Why is Indian Point still in business?

We’ve asked that very question several times on this page, and we ask it again. Why is Indian Point, a nuclear danger to millions of residents in one of the most crowded regions of the country, still in business?

There are no answers, only rhetoric and assertions.

Here is the latest evidence in favor of closing Indian Point: Small quantities of radioactive water are leaking from a pool that stores spent fuel rods. Nobody can quite figure out the source of the leak. That in itself is a scary thought.

Word of the leak comes after the plant’s sirens, which are supposed to signal an emergency, failed several tests. With good reason, federal officials are investigating security at this dangerous and unnecessary power plant.

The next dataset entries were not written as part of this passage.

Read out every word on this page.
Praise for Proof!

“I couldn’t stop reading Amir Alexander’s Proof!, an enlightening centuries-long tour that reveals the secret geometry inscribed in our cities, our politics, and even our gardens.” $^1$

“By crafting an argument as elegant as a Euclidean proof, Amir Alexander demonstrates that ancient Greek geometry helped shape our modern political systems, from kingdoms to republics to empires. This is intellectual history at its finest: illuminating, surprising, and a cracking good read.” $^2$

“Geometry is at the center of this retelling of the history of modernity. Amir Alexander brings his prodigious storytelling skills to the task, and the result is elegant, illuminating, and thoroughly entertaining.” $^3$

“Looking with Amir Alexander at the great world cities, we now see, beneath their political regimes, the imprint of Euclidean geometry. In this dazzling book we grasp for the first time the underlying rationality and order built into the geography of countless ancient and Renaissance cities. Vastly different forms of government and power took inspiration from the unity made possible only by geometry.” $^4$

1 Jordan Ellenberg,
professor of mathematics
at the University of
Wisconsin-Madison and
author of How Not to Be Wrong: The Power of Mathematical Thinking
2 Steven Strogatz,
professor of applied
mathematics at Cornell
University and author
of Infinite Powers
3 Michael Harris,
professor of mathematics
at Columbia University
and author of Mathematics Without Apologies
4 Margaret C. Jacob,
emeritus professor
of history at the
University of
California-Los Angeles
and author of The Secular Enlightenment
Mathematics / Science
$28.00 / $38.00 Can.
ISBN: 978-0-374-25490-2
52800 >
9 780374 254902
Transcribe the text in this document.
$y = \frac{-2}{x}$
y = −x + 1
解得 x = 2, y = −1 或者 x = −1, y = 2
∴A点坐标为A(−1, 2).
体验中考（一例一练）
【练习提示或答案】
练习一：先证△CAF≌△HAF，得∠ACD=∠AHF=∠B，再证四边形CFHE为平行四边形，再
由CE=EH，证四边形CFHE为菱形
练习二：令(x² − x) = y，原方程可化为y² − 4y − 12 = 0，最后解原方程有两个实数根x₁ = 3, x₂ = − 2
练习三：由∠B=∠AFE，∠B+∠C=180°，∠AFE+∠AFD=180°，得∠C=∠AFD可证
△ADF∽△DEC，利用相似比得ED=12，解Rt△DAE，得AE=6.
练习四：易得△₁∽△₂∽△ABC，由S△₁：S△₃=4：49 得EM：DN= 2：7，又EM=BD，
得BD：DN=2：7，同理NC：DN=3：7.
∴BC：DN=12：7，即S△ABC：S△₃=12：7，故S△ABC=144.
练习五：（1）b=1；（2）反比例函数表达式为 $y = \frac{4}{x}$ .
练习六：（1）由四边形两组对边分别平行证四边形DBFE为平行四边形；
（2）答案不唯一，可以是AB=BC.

Indian Point’s owners, the Entergy Corp., say they’re doing everything they can to find the source of the radioactive leak. Residents have been told that there is nothing to fear; that the leak amounts to only about a quart or two a day.

But, of course, the problems at Indian Point go beyond this leak—which is hardly a minor issue anyway. Indian Point is a national-security threat to the city of New York and its surrounding communities. A terrorist strike there would be a global catastrophe,  so horrible that, as Nikita Khruschev said in another era of nuclear-powered fears, the living would envy the dead.

It is infuriating to realize that Governor George Pataki could shut down Indian Point single-handedly. But once again, the lame-duck Governor is demonstrating his stupidity on an issue that means so much to so many New Yorkers. He will be remembered as a passive man who did nothing—after the horror of 9/11—to prevent this disaster in the making.

Why is Indian Point still in business? Because the Governor of New York is afraid to act. That’s why.